Funding for a number of projects on the Kenai Peninsula are included in nine appropriations bills currently before the U.S. Senate.
The funding requests, provided in an itemized list from the office of Sen. Lisa Murkowski, run the gamut from funding for the Alaska SeaLife Center to expanding projects at the Central Peninsula Landfill.
“I am pleased that we were successful in including so many priorities from Alaskans for local projects that have the potential to make very significant impacts on entire communities,” Murkowski said in a press release from her office.
The energy and water development bill, for example, includes $3 million for the Lowell Creek Tunnel in Seward, which Murkowski’s office said is necessary to protect the town from “damaging” floodwaters. The tunnel was declared unsafe by the Army Corps of Engineers in 2011 and sustained additional structural damage in 2012.
Seward would also get about $1.1 million for the Alaska SeaLife Center to be put toward the study of marine animal health and “changing oceans.”
The interior, environment and related agencies appropriations bill includes $385,000 for the City of Kenai to implement its wildfire hazard mitigation plan, including spruce bark beetle infestation. About $5.77 million is included for the Chugach National Forest to use for maintenance, construction and restoration on parts of the Iditarod trail.
Kenai City Manager Paul Ostrander said Wednesday that while the City of Kenai can definitely use the funds for the implementation of its wildfire mitigation program, including spruce bark beetle infestation, he hopes that a larger funding request for borough-wide mitigation efforts is also considered.
The Kenai Peninsula Borough submitted a request to Murkowski’s office earlier this year requesting $35 million to be used for spruce bark beetle mitigation in the borough with an emphasis on protecting public infrastructure.
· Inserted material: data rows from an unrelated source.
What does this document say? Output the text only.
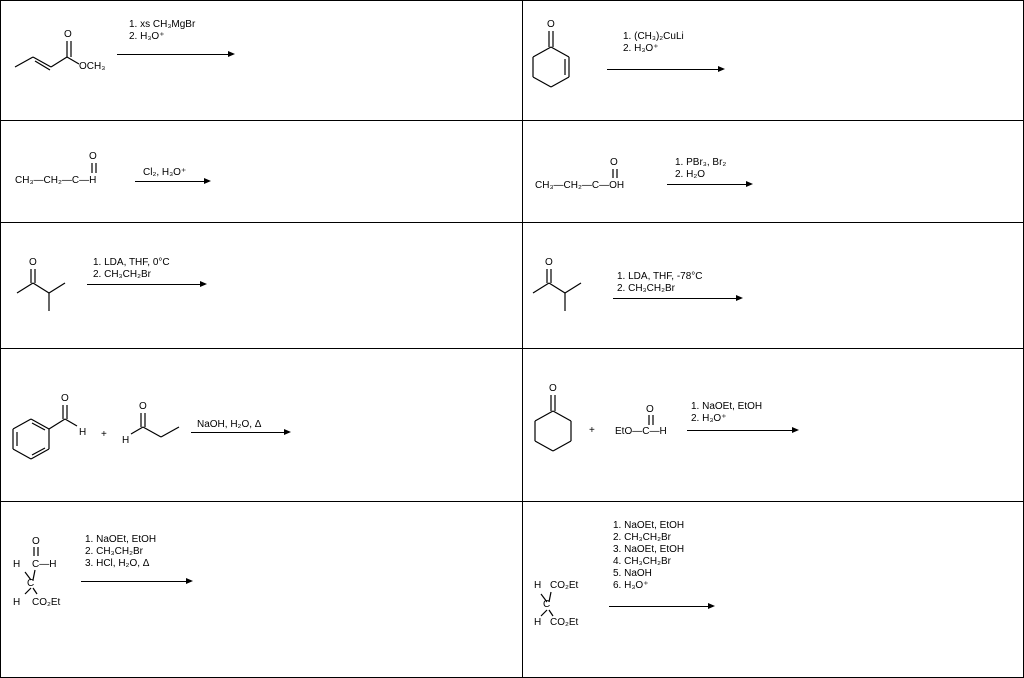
O
OCH₃
1. xs CH₃MgBr
2. H₃O⁺
O
1. (CH₃)₂CuLi
2. H₃O⁺
O
CH₃—CH₂—C—H
Cl₂, H₃O⁺
O
CH₃—CH₂—C—OH
1. PBr₃, Br₂
2. H₂O
O	1. LDA, THF, 0°C
2. CH₃CH₂Br
O
1. LDA, THF, -78°C
2. CH₃CH₂Br
O
H +
O
H
NaOH, H₂O, Δ
O
+
O
EtO—C—H
1. NaOEt, EtOH
2. H₃O⁺
O
H C—H
C
H CO₂Et
1. NaOEt, EtOH
2. CH₃CH₂Br
3. HCl, H₂O, Δ
H CO₂Et
C
H CO₂Et
1. NaOEt, EtOH
2. CH₃CH₂Br
3. NaOEt, EtOH
4. CH₃CH₂Br
5. NaOH
6. H₃O⁺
In a letter to Murkowski, Borough Mayor Charlie Pierce said that federal assistance for beetle mitigation is warranted by the “size and cost of this enormous project.”
The same bill also details $3.36 million for the expansion of the capacity of the leachate tank at the Central Peninsula Landfill. The same project has already received about $6 million from the Kenai Peninsula Borough via federal funds it received under the American Rescue Plan Act that President Joe Biden signed into law earlier this year.
Statewide, the bills include $5 million for the Council on Domestic Violence and Sexual Assault to fund programs that support victim service organizations, $1 million to fund a study on landfill capacity and $3.25 million to coordinate and implement forest management strategies.
Additionally, one bill includes $100,000 for the Alaska Division of Agriculture for statewide surveys of invasive species and another includes $750,000 for a Fish and Wildlife Service for an Invasive Species Early Detection Team in Southcentral Alaska.
Appropriations bills fund various government programs and agencies for a fiscal year. Federal fiscal years run from Oct. 1 through Sept. 30.
Nine appropriations bills were posted this week, but there are 12 in total, according to Sen. Patrick Leahy, D-Vt., who chairs the Senate Appropriations Committee.
The nine appropriations bills posted this week include:
Commerce, Justice, Science and Related Agencies
Department of Defense
Financial Services and General Government
Department of Homeland Security
Department of Interior, Environment and Related Agencies
Departments of Labor, Health and Human Services and Education and related agencies
State Foreign Operations and related programs
Transportation, Housing and Urban Development and related agencies
While funding isn’t guaranteed for all projects outlined in Murkowski’s request, Leahy has said that all requests from members of Congress will be “carefully” reviewed. An itemized list of funding requests from Murkowski’s office are grouped by which bill they would be included in.
Murkowski is a senior member of the Senate Appropriations Committee and serves as the Ranking Member of the Interior-Environment appropriations bill.
In a release from her office, Murkowski called the group of appropriations bills a mix of good and bad. She said that while she supports the number of Alaska-specific projects that are included in the legislation, the “level of spending increase proposed by the majority is almost breathtaking.”
“The Committees are still operating without a topline budget number, no agreement has been reached regarding longstanding policy riders, and none of the bills have gone through the Committee process,” Murkowski said in the release. “I realize that this is just one step in the process, but it does not bode well for bipartisan collaboration that could produce bills that reflect both Democratic and Republican funding priorities.”
A full list of Murkowski’s requests can be found on the Senate’s appropriations website at appropriations.senate.gov.